William Shatner has reflected on tensions he’s had with his co-stars on the Star Trek franchise, including George Takei.
In his new essay collection, Boldly Go, Captain Kirk actor Shatner writes about the breakdown of his friendship with Leonard Nimoy, who played Spock, and the fact that Uhura actor Nichelle Nichols told him his co-stars found him “cold and arrogant”, writing: “I was horrified to learn this, ashamed that I hadn’t realised it.”
Sulu star Takei previously alleged that Shatner was “not a team player” on set, saying: “The rest of the cast all understand what makes a scene work. It’s everybody contributing to it.
“But Bill is a wonderful actor and he knows it, and he likes to have the camera on him all the time.”

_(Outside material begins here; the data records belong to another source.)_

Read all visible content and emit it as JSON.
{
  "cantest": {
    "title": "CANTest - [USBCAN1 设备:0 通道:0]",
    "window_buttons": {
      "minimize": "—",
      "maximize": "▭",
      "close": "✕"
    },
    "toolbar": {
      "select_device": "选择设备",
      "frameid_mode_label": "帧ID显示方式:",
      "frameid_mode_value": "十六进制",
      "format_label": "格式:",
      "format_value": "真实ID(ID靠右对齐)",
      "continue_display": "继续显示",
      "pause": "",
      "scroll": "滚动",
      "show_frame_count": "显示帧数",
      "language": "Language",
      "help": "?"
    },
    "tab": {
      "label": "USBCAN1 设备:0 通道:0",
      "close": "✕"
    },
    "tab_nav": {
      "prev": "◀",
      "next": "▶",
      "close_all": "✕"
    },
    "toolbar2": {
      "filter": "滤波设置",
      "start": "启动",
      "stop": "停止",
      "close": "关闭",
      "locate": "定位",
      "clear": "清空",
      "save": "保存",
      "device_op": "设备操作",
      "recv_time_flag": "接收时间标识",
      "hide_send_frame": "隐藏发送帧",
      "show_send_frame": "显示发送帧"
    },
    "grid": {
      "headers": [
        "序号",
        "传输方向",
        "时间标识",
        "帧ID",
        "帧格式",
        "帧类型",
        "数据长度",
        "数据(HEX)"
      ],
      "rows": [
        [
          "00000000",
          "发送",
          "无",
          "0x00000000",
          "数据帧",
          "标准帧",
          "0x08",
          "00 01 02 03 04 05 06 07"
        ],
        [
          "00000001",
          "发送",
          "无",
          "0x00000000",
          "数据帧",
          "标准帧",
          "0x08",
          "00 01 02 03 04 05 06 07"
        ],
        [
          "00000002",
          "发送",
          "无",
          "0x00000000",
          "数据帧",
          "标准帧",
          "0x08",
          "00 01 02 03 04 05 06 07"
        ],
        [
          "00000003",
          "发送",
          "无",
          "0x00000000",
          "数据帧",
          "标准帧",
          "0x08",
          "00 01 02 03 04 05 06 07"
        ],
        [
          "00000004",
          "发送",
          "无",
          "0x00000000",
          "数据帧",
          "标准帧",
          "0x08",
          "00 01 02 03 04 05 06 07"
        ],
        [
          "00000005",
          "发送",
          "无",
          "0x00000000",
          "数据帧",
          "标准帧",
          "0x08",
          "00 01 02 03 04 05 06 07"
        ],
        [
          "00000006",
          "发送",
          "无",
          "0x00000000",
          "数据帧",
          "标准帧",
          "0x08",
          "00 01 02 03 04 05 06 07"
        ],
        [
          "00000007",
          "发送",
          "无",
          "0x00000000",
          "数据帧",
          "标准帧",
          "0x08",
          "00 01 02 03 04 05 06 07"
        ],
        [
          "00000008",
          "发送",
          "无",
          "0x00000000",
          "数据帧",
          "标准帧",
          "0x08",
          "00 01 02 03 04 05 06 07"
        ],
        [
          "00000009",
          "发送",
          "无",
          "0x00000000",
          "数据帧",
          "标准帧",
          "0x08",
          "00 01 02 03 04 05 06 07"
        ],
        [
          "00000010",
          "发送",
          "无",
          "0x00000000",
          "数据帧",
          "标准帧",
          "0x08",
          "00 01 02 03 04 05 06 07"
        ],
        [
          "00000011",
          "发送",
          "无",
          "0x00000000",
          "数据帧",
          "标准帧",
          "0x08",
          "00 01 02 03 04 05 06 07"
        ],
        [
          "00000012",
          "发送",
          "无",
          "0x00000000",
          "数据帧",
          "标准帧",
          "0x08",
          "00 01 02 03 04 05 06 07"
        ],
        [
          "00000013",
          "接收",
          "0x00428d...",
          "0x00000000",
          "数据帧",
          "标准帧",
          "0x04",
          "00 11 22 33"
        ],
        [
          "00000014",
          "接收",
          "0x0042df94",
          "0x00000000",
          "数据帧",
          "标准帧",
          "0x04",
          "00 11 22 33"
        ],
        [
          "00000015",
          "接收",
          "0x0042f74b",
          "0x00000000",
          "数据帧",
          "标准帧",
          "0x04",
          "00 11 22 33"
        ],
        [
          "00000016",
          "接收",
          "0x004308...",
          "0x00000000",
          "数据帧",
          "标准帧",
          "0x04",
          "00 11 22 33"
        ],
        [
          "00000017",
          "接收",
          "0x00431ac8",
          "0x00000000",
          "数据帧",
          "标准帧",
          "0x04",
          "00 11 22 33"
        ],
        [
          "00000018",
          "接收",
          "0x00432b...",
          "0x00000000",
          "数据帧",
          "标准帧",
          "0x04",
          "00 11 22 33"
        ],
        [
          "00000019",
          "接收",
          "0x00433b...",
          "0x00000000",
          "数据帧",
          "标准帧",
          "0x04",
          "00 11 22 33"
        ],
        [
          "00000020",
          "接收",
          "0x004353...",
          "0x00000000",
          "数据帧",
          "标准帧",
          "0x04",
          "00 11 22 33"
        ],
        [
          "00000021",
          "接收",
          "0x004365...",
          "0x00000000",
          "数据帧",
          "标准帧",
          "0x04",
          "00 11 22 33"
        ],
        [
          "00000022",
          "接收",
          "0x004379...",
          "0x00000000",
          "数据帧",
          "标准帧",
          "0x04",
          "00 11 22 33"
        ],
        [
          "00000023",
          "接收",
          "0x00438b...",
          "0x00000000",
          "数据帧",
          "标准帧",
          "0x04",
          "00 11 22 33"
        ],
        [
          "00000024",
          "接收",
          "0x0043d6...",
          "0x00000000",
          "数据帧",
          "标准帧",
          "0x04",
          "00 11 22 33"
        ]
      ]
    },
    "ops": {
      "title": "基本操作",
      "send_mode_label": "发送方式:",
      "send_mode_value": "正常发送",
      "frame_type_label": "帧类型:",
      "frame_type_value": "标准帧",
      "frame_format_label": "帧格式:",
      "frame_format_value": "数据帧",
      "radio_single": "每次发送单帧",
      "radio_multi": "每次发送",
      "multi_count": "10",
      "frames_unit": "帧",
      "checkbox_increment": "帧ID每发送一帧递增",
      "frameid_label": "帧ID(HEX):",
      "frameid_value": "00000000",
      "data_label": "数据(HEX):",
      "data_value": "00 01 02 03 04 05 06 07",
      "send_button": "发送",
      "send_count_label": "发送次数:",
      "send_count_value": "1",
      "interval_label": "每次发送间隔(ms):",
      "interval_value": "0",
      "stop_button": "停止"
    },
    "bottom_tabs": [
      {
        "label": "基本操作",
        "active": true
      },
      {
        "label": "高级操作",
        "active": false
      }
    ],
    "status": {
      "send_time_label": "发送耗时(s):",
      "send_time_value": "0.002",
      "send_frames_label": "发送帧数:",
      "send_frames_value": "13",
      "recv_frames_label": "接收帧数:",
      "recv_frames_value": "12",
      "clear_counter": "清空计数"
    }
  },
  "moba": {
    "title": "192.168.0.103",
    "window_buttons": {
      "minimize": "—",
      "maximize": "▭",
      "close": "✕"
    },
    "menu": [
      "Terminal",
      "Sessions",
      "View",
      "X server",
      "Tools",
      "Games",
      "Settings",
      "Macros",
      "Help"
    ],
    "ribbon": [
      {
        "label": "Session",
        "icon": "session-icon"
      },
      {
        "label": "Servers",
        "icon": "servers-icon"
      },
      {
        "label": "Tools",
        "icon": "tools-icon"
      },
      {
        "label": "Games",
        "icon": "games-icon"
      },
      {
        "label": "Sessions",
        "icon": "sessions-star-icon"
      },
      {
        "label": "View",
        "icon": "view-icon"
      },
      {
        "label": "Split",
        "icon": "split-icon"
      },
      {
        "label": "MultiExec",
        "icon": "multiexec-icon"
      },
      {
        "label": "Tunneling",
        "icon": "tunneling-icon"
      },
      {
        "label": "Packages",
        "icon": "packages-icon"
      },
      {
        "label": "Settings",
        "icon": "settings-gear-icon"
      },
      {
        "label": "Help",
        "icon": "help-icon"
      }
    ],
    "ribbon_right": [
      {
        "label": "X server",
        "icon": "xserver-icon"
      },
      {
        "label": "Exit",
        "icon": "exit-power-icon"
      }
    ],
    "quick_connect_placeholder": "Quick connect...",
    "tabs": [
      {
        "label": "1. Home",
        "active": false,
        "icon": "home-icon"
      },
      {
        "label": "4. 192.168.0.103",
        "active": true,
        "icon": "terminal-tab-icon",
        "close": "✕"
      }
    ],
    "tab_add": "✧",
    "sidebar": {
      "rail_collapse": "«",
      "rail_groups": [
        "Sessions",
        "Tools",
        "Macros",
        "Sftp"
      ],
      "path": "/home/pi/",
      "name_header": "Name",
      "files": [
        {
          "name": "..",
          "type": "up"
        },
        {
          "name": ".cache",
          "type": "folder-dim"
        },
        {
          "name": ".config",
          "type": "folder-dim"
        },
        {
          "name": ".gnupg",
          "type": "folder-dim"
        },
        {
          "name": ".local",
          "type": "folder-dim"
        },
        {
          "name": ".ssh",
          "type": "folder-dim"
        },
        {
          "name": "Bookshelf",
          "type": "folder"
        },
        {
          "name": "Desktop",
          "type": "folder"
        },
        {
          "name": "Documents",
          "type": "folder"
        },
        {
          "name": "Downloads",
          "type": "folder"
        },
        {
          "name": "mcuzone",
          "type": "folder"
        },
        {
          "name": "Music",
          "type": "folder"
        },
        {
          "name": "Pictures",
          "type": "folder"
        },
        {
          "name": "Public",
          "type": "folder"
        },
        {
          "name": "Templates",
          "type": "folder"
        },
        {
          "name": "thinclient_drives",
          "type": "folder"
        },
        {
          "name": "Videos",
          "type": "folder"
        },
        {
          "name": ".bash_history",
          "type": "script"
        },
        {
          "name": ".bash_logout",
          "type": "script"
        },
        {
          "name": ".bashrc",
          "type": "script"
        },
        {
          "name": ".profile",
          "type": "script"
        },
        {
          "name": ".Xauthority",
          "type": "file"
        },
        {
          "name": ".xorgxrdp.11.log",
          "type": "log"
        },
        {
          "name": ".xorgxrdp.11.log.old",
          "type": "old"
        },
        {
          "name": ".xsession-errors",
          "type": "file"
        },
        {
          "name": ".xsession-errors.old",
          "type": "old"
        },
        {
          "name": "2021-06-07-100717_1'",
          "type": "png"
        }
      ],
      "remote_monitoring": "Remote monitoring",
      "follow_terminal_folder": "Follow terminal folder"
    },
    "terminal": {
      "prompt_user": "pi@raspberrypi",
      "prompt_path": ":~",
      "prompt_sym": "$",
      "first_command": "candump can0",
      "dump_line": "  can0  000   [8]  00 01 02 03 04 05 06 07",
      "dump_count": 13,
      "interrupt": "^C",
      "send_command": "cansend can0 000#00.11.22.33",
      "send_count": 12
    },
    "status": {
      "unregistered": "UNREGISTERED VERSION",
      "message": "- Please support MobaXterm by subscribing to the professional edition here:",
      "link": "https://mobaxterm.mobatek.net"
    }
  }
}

Last year, Takei mocked Shatner’s voyage to outer space, saying he was being used as a 90-year-old “guinea pig” to assess the impact of space on an “unfit” specimen.
Now, Shatner has retaliated. “I began to understand that they were doing it for publicity,” he toldThe Times in a new interview.
“Sixty years after some incident they are still on that track. Don’t you think that’s a little weird? It’s like a sickness.
“George has never stopped blackening my name. These people are bitter and embittered. I have run out of patience with them. Why give credence to people consumed by envy and hate?”
Boldly Go: Reflections on a Life of Awe and Wonder is out now.